In gene therapy promoters, too, less is more.

That is the conclusion reached by Lynda Ostedgaard, associate research scientist at the University of Iowa Medical College in Iowa City and her colleagues at the College of Medicine and the National Institute of Dental and Craniofacial Research in Bethesda, Md.

Their research is published under the title "A shortened adeno-associated virus expression cassette for CFTR gene transfer to cystic fibrosis airway epithelia" in the Feb. 19, 2005, issue of the Proceedings of the National Academy of Sciences, now available online.

Cystic fibrosis is a grim reminder that identifying the genetic basis of even a monogenic disease does not mean that either therapy becomes trivial or a cure waits around the corner. The defective gene causing cystic fibrosis was identified in 1989, but though the discovery improved both diagnostics and treatment of CF, there still is no cure and the average life expectancy of cystic fibrosis patients is a paltry 30 years.

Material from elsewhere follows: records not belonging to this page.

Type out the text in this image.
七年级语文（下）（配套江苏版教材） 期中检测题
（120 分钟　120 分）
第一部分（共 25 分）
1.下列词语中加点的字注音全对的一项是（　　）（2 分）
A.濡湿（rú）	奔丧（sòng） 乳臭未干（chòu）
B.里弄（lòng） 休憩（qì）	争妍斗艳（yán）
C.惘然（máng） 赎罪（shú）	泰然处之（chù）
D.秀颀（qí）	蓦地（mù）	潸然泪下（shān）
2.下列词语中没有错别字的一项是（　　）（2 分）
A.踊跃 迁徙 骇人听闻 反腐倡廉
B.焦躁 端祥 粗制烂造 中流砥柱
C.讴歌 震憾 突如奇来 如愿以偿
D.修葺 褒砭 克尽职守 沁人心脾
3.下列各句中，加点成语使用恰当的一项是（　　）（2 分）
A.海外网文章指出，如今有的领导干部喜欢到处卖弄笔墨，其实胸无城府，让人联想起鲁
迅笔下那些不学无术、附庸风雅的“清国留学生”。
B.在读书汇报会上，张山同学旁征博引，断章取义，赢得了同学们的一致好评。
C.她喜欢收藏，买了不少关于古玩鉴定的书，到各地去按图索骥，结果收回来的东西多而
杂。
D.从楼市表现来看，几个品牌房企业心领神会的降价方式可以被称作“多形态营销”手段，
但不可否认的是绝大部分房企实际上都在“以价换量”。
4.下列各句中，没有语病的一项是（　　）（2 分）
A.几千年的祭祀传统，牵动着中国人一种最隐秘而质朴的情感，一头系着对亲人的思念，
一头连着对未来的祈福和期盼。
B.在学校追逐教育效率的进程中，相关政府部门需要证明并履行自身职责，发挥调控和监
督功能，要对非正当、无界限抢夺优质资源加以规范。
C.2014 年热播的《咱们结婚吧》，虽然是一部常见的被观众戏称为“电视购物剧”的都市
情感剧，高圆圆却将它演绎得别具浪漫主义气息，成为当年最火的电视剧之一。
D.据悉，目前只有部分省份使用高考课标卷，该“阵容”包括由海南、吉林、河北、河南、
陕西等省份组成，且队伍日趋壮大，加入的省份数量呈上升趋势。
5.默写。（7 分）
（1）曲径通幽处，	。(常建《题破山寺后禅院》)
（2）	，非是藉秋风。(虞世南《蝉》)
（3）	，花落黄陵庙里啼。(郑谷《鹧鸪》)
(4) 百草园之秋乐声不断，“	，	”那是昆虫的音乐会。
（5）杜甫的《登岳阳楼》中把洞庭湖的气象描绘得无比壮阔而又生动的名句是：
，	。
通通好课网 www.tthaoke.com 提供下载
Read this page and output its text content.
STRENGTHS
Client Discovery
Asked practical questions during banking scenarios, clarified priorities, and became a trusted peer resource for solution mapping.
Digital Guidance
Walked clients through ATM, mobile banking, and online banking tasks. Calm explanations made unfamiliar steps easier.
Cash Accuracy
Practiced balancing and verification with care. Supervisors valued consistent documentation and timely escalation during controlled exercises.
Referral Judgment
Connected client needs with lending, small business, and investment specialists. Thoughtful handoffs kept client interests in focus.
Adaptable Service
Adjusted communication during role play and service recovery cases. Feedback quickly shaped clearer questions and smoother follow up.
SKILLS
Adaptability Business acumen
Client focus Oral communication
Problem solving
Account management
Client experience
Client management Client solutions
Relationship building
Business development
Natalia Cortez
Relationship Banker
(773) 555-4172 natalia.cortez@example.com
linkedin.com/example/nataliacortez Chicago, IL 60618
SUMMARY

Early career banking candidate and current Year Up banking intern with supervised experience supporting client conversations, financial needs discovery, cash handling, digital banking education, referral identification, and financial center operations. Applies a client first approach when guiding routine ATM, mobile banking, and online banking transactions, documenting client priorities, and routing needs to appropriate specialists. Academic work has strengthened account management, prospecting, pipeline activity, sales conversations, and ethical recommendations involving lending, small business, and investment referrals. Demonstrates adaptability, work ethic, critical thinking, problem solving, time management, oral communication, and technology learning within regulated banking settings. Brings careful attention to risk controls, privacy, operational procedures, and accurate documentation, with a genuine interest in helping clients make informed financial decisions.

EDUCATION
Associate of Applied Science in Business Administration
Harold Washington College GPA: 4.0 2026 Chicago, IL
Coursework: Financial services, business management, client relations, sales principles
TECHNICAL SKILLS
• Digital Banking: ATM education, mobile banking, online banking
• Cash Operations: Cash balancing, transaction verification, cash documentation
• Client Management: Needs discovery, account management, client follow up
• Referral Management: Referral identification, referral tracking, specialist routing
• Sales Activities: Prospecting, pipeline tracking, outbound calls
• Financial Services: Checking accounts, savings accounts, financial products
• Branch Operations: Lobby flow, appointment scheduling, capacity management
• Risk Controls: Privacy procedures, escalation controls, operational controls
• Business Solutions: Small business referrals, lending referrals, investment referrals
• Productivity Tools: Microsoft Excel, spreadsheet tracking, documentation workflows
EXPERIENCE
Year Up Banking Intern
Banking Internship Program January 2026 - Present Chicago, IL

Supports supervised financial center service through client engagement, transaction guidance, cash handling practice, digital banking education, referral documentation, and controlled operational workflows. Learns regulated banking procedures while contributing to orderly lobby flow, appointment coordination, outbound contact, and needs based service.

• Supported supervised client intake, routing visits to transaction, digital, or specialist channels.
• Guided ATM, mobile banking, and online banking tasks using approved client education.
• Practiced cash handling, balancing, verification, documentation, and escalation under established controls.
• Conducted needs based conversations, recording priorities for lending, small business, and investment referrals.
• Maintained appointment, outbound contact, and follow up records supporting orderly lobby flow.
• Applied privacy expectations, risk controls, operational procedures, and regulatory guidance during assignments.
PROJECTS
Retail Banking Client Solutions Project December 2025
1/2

Different mutations of the same gene can cause cystic fibrosis, but the net defect is simple and always the same: a nonfunctional chloride channel. While other organs are affected by that defect, as well, it usually is the lungs that give cystic fibrosis sufferers the most trouble. Because the movement of chloride ions in airway epithelial cells is blocked by the defective channel, the mucus coating the lungs cannot be kept moist by normal osmotic processes. As a result, the patient becomes prone to bacterial infections.

Because cystic fibrosis is a monogenetic disorder, and because transfecting just one cell type - the airway epithelial cells - might be able to help alleviate a large chunk of symptoms, gene therapy has long been considered a promising line of attack against cystic fibrosis.

Adeno-associated virus 5, or AAV5, has several advantages that make it an attractive vector for gene therapy. It does not cause any known human diseases, but there is a receptor for it on epithelial cells, meaning it can be transported reasonably easily into those cells without wreaking havoc once it has arrived there. Also, AAV5 can transfect non-dividing cells, and messages expressed via an AAV5 vector tend to last longer than those expressed by other gene therapy vectors.

However, AAV5 also has some disadvantages, one being that it cannot be used to package DNA of more than about 5,000 base pairs in total length. Given that the chloride channel gene has 4,450 bases of coding sequence, things get crowded quickly in the AAV5 vector.

"The full-length [gene] is too long to be used with any of the promoters that have been used to date," Ostedgaard told BioWorld Today.

Ostedgaard and her colleagues in the laboratory of Michael Welsh already published work on shortening the gene itself, which showed that a clipped but still functional gene can be created by deleting certain portions of the transporter gene. In the research now published in PNAS, they turned their attention toward shortening the expression cassette support staff.

"We started with the idea that there were certain regions we could get rid of" in the supporting cast, as well, Ostedgaard said. "We needed something that worked well and something that was short."

The scientists looked at three parts of the expression cassette. The main focus of the research was on shortening the promoter itself, which is borrowed from another virus. The scientists also shortened inverted terminal repeats, inverted sequences, and the poly-A tail, all of which are not, technically speaking, parts of either the gene itself or the promoter, but necessary for gene expression to occur. They also tested whether an intron would enhance expression of the transgene.

By tinkering with inverted terminal repeats, inverted sequences, poly-A tails and introns, Ostedgaard's group managed to shorten the length of those expression cassette elements to 480 base pairs. They then constructed two vectors by combining the optimized elements, which differed only in the length of the cytomegalovirus promoter, which was 173 base pairs long in the larger expression cassette and 113 base pairs long in the shorter one, for a total length of 4,940 and 4,880 base pairs, respectively. Both vectors were used to transfect cultured fibroblasts from cystic fibrosis airway epithelia.

Two to four weeks later, the scientists measured chloride currents in those cells and found them improved. In fact, because there is strong variation in chloride currents in normal epithelial cells, Ostedgaard pointed out that 28 days after transfection, which was the latest time point tested, chloride currents in the transfected cells were "in the same ballpark" as the controls.

She noted that while her group wanted to express the chloride channel transgene, the expression cassette could be used for other genes, as well.